2016年9月26日(月)、都内の虎ノ門ヒルズにて、「第29回東京国際映画祭 ラインナップ発表記者会見」が行われた。東京国際映画祭は、10月25日(火)〜11月3日(木)の10日間開催される、映画を愛し尊敬する人が映画を通して文化交流を図る場として設けられた映画の祭典。

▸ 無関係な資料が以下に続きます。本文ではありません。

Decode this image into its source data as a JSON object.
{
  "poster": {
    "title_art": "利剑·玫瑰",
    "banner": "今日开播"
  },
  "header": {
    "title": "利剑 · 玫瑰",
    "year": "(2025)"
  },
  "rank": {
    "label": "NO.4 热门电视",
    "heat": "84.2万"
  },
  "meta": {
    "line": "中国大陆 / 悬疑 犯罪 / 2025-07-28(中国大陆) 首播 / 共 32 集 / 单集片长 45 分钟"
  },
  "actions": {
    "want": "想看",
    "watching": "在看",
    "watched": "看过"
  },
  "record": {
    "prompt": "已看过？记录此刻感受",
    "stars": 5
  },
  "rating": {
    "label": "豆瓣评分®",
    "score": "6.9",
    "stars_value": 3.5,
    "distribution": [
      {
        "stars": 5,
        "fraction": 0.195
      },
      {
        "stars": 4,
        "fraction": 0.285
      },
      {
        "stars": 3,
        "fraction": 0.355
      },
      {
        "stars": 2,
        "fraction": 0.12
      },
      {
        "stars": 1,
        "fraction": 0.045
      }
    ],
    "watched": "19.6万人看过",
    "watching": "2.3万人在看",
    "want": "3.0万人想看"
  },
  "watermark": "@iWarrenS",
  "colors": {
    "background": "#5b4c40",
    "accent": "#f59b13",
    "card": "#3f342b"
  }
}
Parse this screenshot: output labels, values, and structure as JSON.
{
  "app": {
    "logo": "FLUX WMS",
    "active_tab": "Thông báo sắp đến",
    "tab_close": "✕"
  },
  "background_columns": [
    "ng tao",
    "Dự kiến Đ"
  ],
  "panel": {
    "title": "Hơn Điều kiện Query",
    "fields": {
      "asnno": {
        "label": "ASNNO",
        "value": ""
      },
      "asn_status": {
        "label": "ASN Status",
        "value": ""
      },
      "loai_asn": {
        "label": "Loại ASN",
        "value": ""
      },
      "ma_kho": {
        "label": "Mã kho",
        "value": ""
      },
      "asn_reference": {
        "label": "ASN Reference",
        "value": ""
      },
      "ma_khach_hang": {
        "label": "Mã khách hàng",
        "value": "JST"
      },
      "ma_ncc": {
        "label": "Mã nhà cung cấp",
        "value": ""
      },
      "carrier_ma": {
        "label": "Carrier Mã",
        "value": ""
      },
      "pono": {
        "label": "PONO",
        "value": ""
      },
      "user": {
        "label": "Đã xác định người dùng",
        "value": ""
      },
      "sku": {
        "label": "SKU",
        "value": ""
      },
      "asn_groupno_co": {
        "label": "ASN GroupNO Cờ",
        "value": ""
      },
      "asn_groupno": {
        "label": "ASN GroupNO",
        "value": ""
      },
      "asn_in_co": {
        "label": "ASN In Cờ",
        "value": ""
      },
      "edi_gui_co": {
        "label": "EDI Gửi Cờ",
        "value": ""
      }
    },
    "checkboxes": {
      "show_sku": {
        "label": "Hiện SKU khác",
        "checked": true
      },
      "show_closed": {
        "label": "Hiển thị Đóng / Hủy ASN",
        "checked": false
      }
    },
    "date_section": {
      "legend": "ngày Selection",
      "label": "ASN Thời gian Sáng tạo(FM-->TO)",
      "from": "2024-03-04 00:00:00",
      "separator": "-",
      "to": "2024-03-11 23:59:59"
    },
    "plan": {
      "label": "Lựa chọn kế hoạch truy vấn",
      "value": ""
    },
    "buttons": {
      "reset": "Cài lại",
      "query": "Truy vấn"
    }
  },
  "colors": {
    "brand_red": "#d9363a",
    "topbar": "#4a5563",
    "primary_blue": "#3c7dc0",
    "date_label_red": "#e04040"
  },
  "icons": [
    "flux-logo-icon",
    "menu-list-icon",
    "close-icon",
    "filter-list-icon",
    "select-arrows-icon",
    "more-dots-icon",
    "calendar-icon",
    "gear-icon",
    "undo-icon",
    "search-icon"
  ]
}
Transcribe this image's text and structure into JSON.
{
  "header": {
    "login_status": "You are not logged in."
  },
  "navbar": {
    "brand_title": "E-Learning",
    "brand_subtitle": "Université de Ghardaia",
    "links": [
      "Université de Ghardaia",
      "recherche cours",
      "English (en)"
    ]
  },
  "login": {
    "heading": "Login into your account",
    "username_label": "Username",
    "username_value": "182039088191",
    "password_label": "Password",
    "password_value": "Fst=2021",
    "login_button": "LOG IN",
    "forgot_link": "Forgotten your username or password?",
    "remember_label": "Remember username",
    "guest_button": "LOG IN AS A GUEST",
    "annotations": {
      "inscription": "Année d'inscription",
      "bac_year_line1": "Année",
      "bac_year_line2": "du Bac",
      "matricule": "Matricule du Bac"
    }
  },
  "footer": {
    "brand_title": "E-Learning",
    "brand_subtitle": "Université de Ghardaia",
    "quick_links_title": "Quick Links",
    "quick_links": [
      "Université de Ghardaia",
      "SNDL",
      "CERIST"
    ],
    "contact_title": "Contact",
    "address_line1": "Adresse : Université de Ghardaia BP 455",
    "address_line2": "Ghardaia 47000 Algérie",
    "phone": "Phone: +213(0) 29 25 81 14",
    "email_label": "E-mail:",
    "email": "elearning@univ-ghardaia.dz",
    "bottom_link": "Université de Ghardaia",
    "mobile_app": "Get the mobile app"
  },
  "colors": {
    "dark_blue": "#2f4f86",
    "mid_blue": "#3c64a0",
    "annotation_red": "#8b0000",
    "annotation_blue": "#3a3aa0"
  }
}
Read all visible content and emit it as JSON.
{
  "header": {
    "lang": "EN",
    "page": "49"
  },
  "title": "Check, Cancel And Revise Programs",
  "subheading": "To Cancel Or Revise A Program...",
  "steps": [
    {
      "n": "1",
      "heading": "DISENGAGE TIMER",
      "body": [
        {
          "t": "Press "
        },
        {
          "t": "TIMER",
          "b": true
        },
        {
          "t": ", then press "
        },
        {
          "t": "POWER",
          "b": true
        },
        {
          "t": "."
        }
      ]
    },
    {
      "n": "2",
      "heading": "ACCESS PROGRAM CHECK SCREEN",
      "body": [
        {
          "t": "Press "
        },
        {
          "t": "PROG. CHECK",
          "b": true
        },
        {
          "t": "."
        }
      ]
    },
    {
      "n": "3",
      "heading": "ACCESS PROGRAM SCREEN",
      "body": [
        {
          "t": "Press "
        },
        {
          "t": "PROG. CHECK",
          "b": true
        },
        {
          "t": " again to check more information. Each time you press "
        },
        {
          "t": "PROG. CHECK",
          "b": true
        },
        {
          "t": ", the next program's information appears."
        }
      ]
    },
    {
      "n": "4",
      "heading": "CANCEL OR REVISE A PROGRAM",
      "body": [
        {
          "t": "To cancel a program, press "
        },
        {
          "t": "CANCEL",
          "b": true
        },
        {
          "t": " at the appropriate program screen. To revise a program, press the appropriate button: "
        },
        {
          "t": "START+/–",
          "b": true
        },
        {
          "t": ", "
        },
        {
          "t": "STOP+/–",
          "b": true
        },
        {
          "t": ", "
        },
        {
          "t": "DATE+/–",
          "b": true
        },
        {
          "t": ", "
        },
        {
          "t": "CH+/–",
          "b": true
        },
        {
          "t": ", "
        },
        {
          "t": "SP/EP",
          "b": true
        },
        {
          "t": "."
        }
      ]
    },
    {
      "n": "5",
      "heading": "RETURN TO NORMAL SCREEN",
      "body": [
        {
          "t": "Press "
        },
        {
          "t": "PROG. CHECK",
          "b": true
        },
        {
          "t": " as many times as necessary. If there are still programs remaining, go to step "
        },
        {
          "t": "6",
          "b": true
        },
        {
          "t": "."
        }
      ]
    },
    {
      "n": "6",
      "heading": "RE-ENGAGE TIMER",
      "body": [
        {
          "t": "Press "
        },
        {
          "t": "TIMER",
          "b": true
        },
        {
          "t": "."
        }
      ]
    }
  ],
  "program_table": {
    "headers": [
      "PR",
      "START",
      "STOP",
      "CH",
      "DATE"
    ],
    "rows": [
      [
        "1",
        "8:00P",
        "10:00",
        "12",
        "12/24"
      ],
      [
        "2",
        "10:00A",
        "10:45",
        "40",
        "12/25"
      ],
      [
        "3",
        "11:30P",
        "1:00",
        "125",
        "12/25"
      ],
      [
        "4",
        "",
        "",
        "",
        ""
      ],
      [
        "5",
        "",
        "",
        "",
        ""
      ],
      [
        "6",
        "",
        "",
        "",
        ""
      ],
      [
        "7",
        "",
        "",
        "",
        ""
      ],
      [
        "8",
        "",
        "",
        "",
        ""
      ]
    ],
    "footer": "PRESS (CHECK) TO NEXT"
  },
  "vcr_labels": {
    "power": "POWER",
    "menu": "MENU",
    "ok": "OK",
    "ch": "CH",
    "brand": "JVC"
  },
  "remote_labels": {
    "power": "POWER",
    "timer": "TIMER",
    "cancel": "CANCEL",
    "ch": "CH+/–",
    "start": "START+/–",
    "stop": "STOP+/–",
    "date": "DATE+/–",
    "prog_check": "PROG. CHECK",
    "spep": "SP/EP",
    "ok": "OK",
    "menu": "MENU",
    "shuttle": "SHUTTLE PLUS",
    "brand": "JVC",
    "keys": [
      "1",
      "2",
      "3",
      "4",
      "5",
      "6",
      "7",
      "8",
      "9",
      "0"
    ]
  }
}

東京国際映画祭ディレクター・ジェネラルの椎名保の挨拶のあと、まずは今年のオープニング作品『マダム・フローレンス! 夢見るふたり』、クロージング作品『聖の青春』の紹介がなされ、続いて「コンペティション部門」の紹介。コンペティション部門では98の国と地域から集まった1502本もの映画の中から、厳正な選考を経た16作品がグランプリを競う。その後も「アジアの未来部門」、「日本映画スプラッシュ部門」「Japan Now部門」、「ユース部門」など各部門の作品が次々と紹介された。
作品紹介のあとは、「コンペティション部門」の『アズミハルコは行方不明』から監督の松居大悟、主演の蒼井優、『雪女』から主演の青木祟高がゲストとして登壇した。それぞれ携わっている作品について、また、「コンペティション部門」に選ばれたことについて熱く語り、作品の魅力を伝えた。

そして今年の東京国際映画祭では、「時をかける少女」や「バケモノの子」などのアニメーション作品で映画界を牽引し続ける細田守監督の特集「細田守の世界」が組まれている。特集は、細田の初期の貴重な作品から最新作まで幅広く紹介するという、大規模な企画。壇上にはプログラミング・アドバイザーの氷川竜介が登壇し、この企画のラインナップを紹介した。
細田の作品は、日本の“今”起きていることを、アニメーションという形にして世界に発信しており、表現面でも斬新さ、新しさを切り開いている。これはアニメーションとしても映画のテーマとしても日本が誇るべきもので、挑戦をし続ける細田の歩みを映画祭として総括したい、と特集に細田守が選ばれた理由が述べられた。
細田が演出家になった、20年前の東映アニメーション時代に作られた初期の短編映画から遡ることで、細田の作家性の歩み、変化、普遍性を浮き彫りにしたい、と氷川は話す。解説のあとは細田も登場し、自身の作品について、思い出話や制作秘話などを感慨深そうに語っていた。また、アニメーションという技法を使って映画を作ることについて、もっと大きな可能性があるのでは、と考えチャレンジしてきたと話し、今後も可能性を追求していきたい、と意気込みを語った。

最後は質疑応答の時間が設けられ、改めて松井、蒼井、青木、細田が揃って登場し、記者からの質問に回答した。質問は次々に投げかけられ、あっという間に終了の時間に。惜しまれながら、本イベントは終了となった。